Inzicht in andere mensen is wijsheid








Inzicht in andere mensen is wijsheid. Kennis van het zelf is verlichting!


 
 
 
 
 
 
 
 
Onlangs ontving ik van mijn overbuurman Frank een reactie op mijn droom ’ De Slang en de Draak’ welke ik geplaatst heb onder  de kop : ‘Het Vuur van de Ziel’. Frank is de persoon die in hetzelfde gebouw woont als de verbrande overbuurman Pieter.

Franks reactie is een bewijs dat karmische wetten even eenvoudig als diepzinnig zijn. Gedachten, woorden en handelingen scheppen karma en lossen ook weer op. Het leven is een proces van leren en af-leren!

Zodra iemand het besluit neemt dat hij wil ‘zijn’,  begint hij zichzelf te ‘ontmoeten’ en zichzelf als de oorzaak en gevolg, de leider en de volgeling, de bron en de weerspiegeling te zien. In wezen begint hij zijn eigen hoeder te worden. Op dit punt begint hij ook de werkelijke betekenis van karma te begrijpen, want het enige dat de gebeurtenissen, omstandigheden en mensen in zijn leven met elkaar gemeen hebben is ‘hijzelf’!

 

Hoi Tinkernel,

Ik heb je blog gelezen en ik vond het een mooi verhaal, knap onderbouwd ook.

Het verhaal gaat o.a. over karma en daar is voor mij de verbinding met jouw verhaal. Je betrekt in het verhaal je eigen droom en het verhaal van de hypnose-sessie in Marokko. Maar misschien heeft die droom ook wel betrekking gehad op Pieter en mij. De slang en de uitgebluste draak.

Ik vond de uitgebluste draak symbolisch voor Pieter, de man die ooit trots heeft gehad en zo enorm was afgegleden en somber en een slecht vooruitzicht had wat betreft kwaliteit van leven. De slang kan symbool staan voor het trieste ongeval, ook onverwacht. En in eerste aanblik een onschuldige aansteker en flesje aanstekergas/benzine. We weten da het gevaarlijk is, tenzij je er voorzichtig mee om gaat. Dat geldt ook voor een slang, pas als je fouten maakt slaat die toe.

Wat betreft mij zelf, ik was ook een uitgebluste draak.

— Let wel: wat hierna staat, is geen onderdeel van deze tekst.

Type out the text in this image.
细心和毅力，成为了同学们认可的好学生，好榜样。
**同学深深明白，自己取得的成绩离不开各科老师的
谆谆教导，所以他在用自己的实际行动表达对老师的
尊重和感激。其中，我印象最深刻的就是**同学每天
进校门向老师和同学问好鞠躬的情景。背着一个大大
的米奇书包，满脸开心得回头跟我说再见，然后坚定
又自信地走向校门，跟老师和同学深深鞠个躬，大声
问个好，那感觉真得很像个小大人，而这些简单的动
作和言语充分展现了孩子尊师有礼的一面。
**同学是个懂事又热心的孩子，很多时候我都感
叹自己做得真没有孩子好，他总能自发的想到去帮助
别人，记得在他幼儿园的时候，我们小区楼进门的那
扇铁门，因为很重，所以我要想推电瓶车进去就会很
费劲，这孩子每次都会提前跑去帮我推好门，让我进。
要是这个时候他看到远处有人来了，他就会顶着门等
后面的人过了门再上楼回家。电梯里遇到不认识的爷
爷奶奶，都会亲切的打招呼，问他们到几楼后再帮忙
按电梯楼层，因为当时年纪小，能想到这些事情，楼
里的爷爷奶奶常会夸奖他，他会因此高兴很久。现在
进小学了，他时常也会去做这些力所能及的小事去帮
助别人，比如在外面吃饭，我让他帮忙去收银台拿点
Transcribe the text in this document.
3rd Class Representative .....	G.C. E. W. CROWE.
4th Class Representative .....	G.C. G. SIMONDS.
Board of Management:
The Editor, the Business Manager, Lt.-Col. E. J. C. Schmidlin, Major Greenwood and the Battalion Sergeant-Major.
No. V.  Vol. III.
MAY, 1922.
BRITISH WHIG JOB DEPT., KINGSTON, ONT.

Ik zag mezelf negatief en gaf mezelf de schuld van iets wat verschrikkelijk mis was gegaan in 1996. Op het moment dat ik voor de voordeur stond van Pieter op de bewuste nacht, voelde ik mezelf weer agent. Al mijn zintuigen werkten optimaal, mijn gedachten waren snel, doordacht en beheerst. Op het moment dat ik in een nano-seconde besloot dat ik de voordeur moest intrappen omdat er binnen iets helemaal niet klopte ( de geur van verbrand plastic, het rare geluid en het gegeven dat Pieter niet reageerde) deed ik dat met de intentie om erger te voorkomen en Pieter te helpen.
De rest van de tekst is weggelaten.